Comment 5 for bug 1640518

Revision history for this message
Andrew Morrow (acmorrow) wrote :

The following are reproduction instructions for the behavior that we are observing on Ubuntu 16.04 ppc64le. Note that we have run this same test on RHEL 7.1 ppc64le, and we do not observe any stack corruption. Note also that building and running this repro may depend on certain system libraries (SSL, etc) or python libraries being available on the system. Please install as needed. The particular commit here is fairly recent, just one that I happen to know demonstrates the issue.

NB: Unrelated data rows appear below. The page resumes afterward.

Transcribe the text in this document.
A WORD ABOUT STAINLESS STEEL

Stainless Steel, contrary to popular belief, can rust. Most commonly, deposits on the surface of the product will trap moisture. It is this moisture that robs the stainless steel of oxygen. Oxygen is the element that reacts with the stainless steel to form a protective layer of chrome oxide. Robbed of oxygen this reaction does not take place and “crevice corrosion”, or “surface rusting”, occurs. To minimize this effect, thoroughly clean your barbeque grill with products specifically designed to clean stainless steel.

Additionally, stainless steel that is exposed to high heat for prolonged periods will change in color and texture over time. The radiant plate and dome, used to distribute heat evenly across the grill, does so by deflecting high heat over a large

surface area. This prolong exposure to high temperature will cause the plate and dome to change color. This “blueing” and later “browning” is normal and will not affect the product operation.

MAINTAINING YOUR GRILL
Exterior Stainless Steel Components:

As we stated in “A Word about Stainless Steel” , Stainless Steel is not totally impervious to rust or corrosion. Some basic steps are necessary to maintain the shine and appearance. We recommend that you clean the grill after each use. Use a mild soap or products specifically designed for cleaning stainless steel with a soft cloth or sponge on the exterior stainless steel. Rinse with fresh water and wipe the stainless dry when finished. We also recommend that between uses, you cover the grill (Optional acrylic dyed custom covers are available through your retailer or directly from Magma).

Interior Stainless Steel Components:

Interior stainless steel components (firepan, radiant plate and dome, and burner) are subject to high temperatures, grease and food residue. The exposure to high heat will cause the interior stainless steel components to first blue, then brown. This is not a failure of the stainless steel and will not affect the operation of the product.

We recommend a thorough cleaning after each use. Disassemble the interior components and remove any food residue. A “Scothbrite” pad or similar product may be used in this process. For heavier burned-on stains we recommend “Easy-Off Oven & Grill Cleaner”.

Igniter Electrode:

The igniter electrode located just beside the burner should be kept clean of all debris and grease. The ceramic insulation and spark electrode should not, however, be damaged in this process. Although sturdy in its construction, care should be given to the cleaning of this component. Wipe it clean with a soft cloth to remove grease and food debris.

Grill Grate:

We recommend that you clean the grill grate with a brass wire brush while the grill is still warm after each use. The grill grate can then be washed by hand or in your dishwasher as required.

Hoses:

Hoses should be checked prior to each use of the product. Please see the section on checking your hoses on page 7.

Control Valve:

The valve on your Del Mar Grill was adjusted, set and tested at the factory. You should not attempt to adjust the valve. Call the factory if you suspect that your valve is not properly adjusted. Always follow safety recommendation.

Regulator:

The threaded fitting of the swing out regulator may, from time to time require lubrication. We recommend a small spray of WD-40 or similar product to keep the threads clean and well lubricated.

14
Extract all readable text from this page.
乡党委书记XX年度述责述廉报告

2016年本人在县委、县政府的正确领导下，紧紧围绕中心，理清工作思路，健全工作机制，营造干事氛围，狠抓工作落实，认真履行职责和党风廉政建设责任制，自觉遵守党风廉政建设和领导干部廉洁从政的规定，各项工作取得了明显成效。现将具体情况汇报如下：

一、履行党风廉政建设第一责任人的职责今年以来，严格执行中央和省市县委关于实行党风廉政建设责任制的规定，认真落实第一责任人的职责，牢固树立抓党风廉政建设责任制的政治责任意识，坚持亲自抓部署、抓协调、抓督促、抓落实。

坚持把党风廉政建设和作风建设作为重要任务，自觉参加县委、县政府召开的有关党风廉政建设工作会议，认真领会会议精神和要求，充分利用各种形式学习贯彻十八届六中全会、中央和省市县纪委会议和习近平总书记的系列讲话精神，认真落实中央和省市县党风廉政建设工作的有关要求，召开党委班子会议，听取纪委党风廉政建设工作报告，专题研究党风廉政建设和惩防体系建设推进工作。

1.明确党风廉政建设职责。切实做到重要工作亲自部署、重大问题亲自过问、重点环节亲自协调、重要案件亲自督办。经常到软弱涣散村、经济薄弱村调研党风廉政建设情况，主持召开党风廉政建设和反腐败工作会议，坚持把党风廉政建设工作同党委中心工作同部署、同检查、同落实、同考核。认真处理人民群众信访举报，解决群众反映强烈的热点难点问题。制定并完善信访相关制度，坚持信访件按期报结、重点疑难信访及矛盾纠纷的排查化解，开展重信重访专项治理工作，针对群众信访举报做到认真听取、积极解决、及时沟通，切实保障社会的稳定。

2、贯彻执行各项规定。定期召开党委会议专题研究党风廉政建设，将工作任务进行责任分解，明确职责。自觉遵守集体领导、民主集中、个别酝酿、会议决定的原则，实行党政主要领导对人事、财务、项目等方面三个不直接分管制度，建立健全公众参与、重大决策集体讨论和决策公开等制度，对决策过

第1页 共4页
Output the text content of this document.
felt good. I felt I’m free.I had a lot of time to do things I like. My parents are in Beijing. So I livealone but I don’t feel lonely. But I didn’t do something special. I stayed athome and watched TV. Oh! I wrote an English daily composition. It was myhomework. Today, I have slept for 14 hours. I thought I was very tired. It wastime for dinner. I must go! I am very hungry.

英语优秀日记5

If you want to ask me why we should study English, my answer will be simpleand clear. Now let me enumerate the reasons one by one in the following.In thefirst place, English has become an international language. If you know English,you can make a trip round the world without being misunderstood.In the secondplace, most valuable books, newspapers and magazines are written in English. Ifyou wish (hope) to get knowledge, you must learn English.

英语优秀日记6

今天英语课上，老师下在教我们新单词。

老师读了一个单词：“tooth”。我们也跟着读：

- git clone https://github.com/mongodb/mongo.git
- cd mongo
- git checkout 3220495083b0d678578a76591f54ee1d7a5ec5df
- git apply acm.nov9.patch
- python ./buildscripts/scons.py CC=/usr/bin/gcc CXX=/usr/bin/g++ CCFLAGS="-mcpu=power8 -mtune=power8 -mcmodel=medium" --ssl --implicit-cache --build-fast-and-loose -j$(echo "$(grep -c processor /proc/cpuinfo)/2" | bc) ./mongo ./mongod ./mongos
- ulimit -c unlimited && python buildscripts/resmoke.py --suites=concurrency_sharded --storageEngine=wiredTiger --excludeWithAnyTags=requires_mmapv1 --dbpathPrefix=... --repeat=500 --continueOnFailure

Note that you should provide an actual argument for the --dbpathPrefix argument in the last step, as this is where the running database instances will store data.

You will need to leave this running for several hours, perhaps overnight. In our runs, we find that about 1% of the repeated runs of the test fail, dropping a core.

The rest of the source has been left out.